📄
Abstract - SGAP-Gaze: Scene Grid Attention Based Point-of-Gaze Estimation Network for Driver Gaze
Driver gaze estimation is essential for understanding the driver's situational awareness of surrounding traffic. Existing gaze estimation models use driver facial information to predict the Point-of-Gaze (PoG) or the 3D gaze direction vector. We propose a benchmark dataset, Urban Driving-Face Scene Gaze (UD-FSG), comprising synchronized driver-face and traffic-scene images. The scene images provide cues about surrounding traffic, which can help improve the gaze estimation model, along with the face images. We propose SGAP-Gaze, Scene-Grid Attention based Point-of-Gaze estimation network, trained and tested on our UD-FSG dataset, which explicitly incorporates the scene images into the gaze estimation modelling. The gaze estimation network integrates driver face, eye, iris, and scene contextual information. First, the extracted features from facial modalities are fused to form a gaze intent vector. Then, attention scores are computed over the spatial scene grid using a Transformer-based attention mechanism fusing face and scene image features to obtain the PoG. The proposed SGAP-Gaze model achieves a mean pixel error of 104.73 on the UD-FSG dataset and 63.48 on LBW dataset, achieving a 23.5% reduction in mean pixel error compared to state-of-the-art driver gaze estimation models.
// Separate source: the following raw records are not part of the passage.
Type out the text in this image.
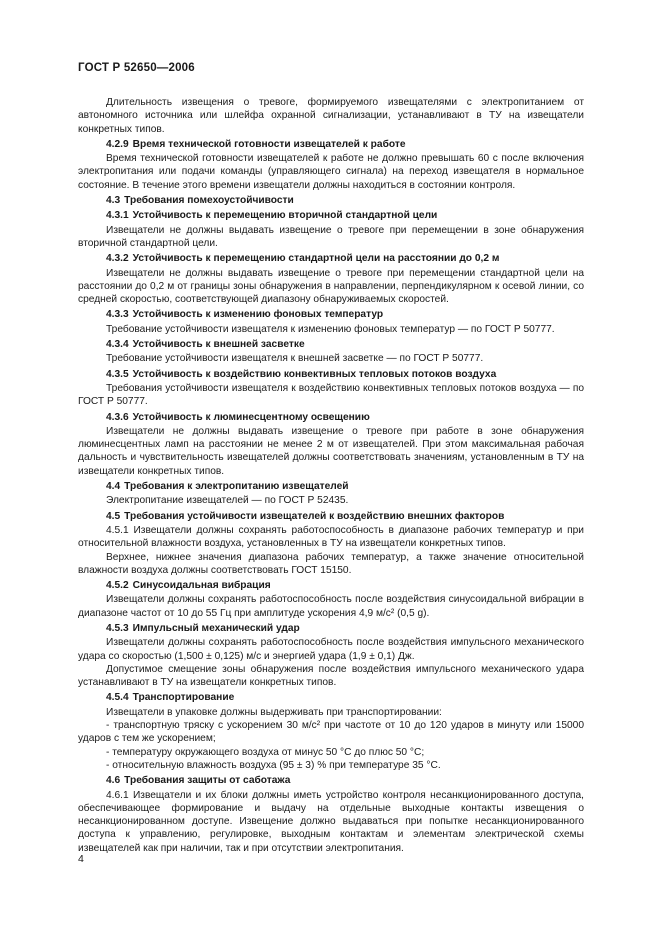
ГОСТ Р 52650—2006

Длительность извещения о тревоге, формируемого извещателями с электропитанием от автономного источника или шлейфа охранной сигнализации, устанавливают в ТУ на извещатели конкретных типов.

4.2.9 Время технической готовности извещателей к работе

Время технической готовности извещателей к работе не должно превышать 60 с после включения электропитания или подачи команды (управляющего сигнала) на переход извещателя в нормальное состояние. В течение этого времени извещатели должны находиться в состоянии контроля.

4.3 Требования помехоустойчивости
4.3.1 Устойчивость к перемещению вторичной стандартной цели

Извещатели не должны выдавать извещение о тревоге при перемещении в зоне обнаружения вторичной стандартной цели.

4.3.2 Устойчивость к перемещению стандартной цели на расстоянии до 0,2 м

Извещатели не должны выдавать извещение о тревоге при перемещении стандартной цели на расстоянии до 0,2 м от границы зоны обнаружения в направлении, перпендикулярном к осевой линии, со средней скоростью, соответствующей диапазону обнаруживаемых скоростей.

4.3.3 Устойчивость к изменению фоновых температур

Требование устойчивости извещателя к изменению фоновых температур — по ГОСТ Р 50777.

4.3.4 Устойчивость к внешней засветке

Требование устойчивости извещателя к внешней засветке — по ГОСТ Р 50777.

4.3.5 Устойчивость к воздействию конвективных тепловых потоков воздуха

Требования устойчивости извещателя к воздействию конвективных тепловых потоков воздуха — по ГОСТ Р 50777.

4.3.6 Устойчивость к люминесцентному освещению

Извещатели не должны выдавать извещение о тревоге при работе в зоне обнаружения люминесцентных ламп на расстоянии не менее 2 м от извещателей. При этом максимальная рабочая дальность и чувствительность извещателей должны соответствовать значениям, установленным в ТУ на извещатели конкретных типов.

4.4 Требования к электропитанию извещателей

Электропитание извещателей — по ГОСТ Р 52435.

4.5 Требования устойчивости извещателей к воздействию внешних факторов

4.5.1 Извещатели должны сохранять работоспособность в диапазоне рабочих температур и при относительной влажности воздуха, установленных в ТУ на извещатели конкретных типов.

Верхнее, нижнее значения диапазона рабочих температур, а также значение относительной влажности воздуха должны соответствовать ГОСТ 15150.

4.5.2 Синусоидальная вибрация

Извещатели должны сохранять работоспособность после воздействия синусоидальной вибрации в диапазоне частот от 10 до 55 Гц при амплитуде ускорения 4,9 м/с² (0,5 g).

4.5.3 Импульсный механический удар

Извещатели должны сохранять работоспособность после воздействия импульсного механического удара со скоростью (1,500 ± 0,125) м/с и энергией удара (1,9 ± 0,1) Дж.

Допустимое смещение зоны обнаружения после воздействия импульсного механического удара устанавливают в ТУ на извещатели конкретных типов.

4.5.4 Транспортирование

Извещатели в упаковке должны выдерживать при транспортировании:

- транспортную тряску с ускорением 30 м/с² при частоте от 10 до 120 ударов в минуту или 15000 ударов с тем же ускорением;

- температуру окружающего воздуха от минус 50 °С до плюс 50 °С;

- относительную влажность воздуха (95 ± 3) % при температуре 35 °С.

4.6 Требования защиты от саботажа

4.6.1 Извещатели и их блоки должны иметь устройство контроля несанкционированного доступа, обеспечивающее формирование и выдачу на отдельные выходные контакты извещения о несанкционированном доступе. Извещение должно выдаваться при попытке несанкционированного доступа к управлению, регулировке, выходным контактам и элементам электрической схемы извещателей как при наличии, так и при отсутствии электропитания.

4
The spatial pixel distribution analysis shows that SGAP-Gaze consistently achieves lower mean pixel error than existing methods across all spatial ranges, including the outer regions of the scene, which are rare but critical for understanding driver attention. These results highlight the effectiveness of integrating multi-modal gaze cues with scene-aware attention for a robust driver PoG estimation model in real-world driving environments.
SGAP-Gaze:基于场景网格注意力的驾驶员注视点估计网络 /
SGAP-Gaze: Scene Grid Attention Based Point-of-Gaze Estimation Network for Driver Gaze
1️⃣ 一句话总结
该论文提出了一种结合驾驶员面部信息和周围交通场景图像的新型注视点估计模型SGAP-Gaze,通过引入基于Transformer的场景网格注意力机制,将视觉线索与场景上下文融合,在真实驾驶环境下显著提升了注视点预测的精度,特别是在场景边缘区域也有更好的表现。